De loin je la vis arriver, emmitouflée dans un manteau de fourrure blanche,
avec son petit pull à col roulé. Oubliées les longues heures d’attente, oubliés
les jours sans vie elle était là enfin. Je la vis s’arrêter le temps de se
rendre compte que c’était bien moi, l’homme qu’elle voyait ombre mouvante se
découpant dans la grisaille. Elle se mit à courir vers moi et se jeta dans mes
bras. Nous nous serrions si fort, deux êtres éperdus, riant et pleurant à la
fois, le souffle coupé. J’ouvris son manteau de laine blanche pour mieux sentir
sa chaleur, respirer son odeur, sentir son cœur battre contre le mien. Les
larmes salées se mêlaient à nos baisers, nous n’en finissions plus de nous
étreindre. Je lui murmurai des mots tendres à l’oreille, lui disant combien je
l’aimais, que maintenant j’étais là, qu’il ne pouvait plus rien lui arriver,
que je voulais la garder près de moi et la protéger le restant de mes jours.
Nous
n’avions pas beaucoup de temps devant nous, elle était très surveillée. Elle me
dit qu’effectivement son test de
grossesse s’était révélé positif, qu’entre temps ses parents l’avaient appris
et avaient été très en colère la menaçant des pires représailles.
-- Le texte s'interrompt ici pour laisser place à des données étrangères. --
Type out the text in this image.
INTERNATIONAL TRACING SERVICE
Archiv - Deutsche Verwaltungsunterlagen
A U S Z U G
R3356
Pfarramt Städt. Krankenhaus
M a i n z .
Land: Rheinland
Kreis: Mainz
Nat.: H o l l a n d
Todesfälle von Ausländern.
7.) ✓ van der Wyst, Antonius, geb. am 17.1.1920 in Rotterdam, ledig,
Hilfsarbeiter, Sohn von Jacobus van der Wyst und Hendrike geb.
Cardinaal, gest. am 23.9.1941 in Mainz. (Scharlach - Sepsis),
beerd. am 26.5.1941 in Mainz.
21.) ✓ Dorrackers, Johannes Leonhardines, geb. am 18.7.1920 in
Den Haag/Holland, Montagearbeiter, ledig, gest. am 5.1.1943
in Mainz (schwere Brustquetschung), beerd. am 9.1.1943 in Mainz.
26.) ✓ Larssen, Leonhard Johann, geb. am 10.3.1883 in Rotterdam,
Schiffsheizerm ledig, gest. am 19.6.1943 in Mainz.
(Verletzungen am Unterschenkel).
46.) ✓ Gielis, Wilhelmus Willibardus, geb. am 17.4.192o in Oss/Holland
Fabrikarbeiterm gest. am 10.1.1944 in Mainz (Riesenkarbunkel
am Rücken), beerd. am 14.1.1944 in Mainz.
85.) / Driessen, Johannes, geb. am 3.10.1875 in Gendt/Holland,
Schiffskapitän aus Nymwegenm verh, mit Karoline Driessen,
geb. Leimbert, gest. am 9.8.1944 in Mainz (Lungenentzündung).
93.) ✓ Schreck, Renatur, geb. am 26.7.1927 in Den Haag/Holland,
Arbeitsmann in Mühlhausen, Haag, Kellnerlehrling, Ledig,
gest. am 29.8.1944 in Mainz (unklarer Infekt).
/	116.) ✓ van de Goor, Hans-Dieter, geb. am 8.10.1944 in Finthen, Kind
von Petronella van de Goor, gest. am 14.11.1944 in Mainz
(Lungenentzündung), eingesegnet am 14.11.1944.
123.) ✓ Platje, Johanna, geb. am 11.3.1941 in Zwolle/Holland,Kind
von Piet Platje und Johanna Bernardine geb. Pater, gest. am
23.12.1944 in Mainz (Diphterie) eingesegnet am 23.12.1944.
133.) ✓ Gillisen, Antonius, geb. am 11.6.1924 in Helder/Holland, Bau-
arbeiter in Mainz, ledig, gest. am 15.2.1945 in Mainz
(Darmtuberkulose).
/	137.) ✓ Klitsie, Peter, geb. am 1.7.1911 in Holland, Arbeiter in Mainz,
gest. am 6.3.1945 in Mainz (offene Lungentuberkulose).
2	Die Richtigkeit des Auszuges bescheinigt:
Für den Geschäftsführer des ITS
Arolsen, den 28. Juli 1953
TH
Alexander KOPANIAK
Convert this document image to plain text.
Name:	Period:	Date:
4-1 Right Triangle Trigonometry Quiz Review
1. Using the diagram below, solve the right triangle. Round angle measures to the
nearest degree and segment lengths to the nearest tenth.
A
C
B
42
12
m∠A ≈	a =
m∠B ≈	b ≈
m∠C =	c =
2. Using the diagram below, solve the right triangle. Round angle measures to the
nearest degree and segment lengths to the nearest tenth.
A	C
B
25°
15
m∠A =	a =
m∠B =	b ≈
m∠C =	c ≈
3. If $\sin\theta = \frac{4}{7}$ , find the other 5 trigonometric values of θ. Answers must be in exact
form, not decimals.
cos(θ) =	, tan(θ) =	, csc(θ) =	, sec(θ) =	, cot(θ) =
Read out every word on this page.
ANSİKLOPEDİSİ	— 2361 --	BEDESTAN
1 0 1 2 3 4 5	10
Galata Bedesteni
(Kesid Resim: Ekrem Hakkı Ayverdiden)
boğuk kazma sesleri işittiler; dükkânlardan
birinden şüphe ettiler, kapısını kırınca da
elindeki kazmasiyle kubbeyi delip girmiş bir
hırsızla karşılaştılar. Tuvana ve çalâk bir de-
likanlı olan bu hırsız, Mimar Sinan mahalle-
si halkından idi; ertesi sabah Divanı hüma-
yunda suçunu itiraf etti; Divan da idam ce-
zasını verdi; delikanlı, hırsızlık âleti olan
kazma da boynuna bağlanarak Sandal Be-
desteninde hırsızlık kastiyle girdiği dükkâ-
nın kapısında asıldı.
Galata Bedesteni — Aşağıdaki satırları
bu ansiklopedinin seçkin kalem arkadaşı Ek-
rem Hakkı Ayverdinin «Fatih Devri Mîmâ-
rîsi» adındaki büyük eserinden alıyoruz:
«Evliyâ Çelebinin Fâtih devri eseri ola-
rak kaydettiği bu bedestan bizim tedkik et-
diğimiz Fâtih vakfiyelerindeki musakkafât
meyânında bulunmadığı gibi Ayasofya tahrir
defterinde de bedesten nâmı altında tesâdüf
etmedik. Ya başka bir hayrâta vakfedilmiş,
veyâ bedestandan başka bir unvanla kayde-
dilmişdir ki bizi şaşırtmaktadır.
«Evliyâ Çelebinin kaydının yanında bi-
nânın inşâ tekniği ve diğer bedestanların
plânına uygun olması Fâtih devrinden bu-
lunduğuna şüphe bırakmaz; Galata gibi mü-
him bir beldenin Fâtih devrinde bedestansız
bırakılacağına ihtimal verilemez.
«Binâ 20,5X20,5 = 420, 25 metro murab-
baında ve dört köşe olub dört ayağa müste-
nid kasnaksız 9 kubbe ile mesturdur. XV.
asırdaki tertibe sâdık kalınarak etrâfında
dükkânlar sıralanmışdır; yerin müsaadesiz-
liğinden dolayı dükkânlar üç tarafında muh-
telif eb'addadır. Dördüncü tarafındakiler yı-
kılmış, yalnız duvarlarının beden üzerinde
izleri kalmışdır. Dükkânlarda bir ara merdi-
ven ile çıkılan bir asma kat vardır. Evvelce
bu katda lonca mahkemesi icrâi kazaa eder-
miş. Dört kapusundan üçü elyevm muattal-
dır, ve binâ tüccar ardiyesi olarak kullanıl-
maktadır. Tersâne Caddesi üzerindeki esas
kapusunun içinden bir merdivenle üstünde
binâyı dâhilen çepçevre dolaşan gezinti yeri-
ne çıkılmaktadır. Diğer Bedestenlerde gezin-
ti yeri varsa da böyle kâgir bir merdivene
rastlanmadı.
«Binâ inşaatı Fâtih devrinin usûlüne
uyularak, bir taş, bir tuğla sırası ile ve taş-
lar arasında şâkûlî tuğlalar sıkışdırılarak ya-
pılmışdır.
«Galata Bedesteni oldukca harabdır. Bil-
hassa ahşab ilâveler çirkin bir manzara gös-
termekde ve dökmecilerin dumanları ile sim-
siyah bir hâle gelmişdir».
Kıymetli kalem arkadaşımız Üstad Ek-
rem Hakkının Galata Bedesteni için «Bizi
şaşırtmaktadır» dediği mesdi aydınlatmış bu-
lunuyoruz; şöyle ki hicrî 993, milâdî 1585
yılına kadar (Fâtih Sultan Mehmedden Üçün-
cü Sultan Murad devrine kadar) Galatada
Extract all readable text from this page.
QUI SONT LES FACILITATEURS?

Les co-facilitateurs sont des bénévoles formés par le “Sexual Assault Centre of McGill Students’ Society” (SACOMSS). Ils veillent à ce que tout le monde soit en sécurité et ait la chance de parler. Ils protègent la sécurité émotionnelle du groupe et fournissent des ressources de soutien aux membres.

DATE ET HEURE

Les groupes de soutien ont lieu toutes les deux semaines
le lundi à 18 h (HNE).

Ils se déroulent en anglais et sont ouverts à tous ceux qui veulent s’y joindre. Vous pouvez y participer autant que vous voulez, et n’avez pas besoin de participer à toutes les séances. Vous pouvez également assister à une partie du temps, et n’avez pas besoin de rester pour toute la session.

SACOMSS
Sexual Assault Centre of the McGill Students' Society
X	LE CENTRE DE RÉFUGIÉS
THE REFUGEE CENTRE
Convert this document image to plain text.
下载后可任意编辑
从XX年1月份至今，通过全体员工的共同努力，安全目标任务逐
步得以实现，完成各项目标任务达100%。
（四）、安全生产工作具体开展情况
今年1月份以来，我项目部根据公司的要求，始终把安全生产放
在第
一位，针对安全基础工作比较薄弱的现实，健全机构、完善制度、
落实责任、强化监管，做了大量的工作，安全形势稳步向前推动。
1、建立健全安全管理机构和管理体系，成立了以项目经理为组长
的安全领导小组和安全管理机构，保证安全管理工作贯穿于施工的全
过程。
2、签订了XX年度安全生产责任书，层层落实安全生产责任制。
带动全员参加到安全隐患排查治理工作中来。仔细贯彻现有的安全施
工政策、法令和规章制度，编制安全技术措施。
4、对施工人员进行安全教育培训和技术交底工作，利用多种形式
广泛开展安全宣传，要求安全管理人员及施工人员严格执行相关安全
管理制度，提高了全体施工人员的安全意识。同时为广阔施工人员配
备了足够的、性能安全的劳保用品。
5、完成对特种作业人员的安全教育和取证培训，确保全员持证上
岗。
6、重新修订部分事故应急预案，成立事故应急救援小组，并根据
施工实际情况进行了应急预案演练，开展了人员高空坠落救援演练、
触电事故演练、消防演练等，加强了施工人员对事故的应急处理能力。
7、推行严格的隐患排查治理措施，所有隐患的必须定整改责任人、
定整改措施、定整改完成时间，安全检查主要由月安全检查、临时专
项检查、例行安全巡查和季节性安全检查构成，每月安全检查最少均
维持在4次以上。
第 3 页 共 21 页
Mais avant
mon retour, le destin s’était chargé de mettre un terme à l’objet de ces
disputes, car il y a quelques jours elle était tombée bizarrement dans les
escaliers, précédents son beau père, et blessée elle avait perdu le fruit de
nos amours.
A
l’écouter parler j’étais plein de colère, de haine, non pas contre elle, mais
envers tous ces adultes qui ne comprenaient rien. J’allais leur montrer moi ce
que c’était que d’aimer. J’étais bien jeune, bien innocent à l’époque.
Mais
Marie Luise ne voulait pas que j’intervienne, elle ne souhaitait pas une guerre
ouverte avec ses proches. Elle me supplia d’être patient, qu’un jour prochain
elle partirait avec moi et demanderait son émancipation.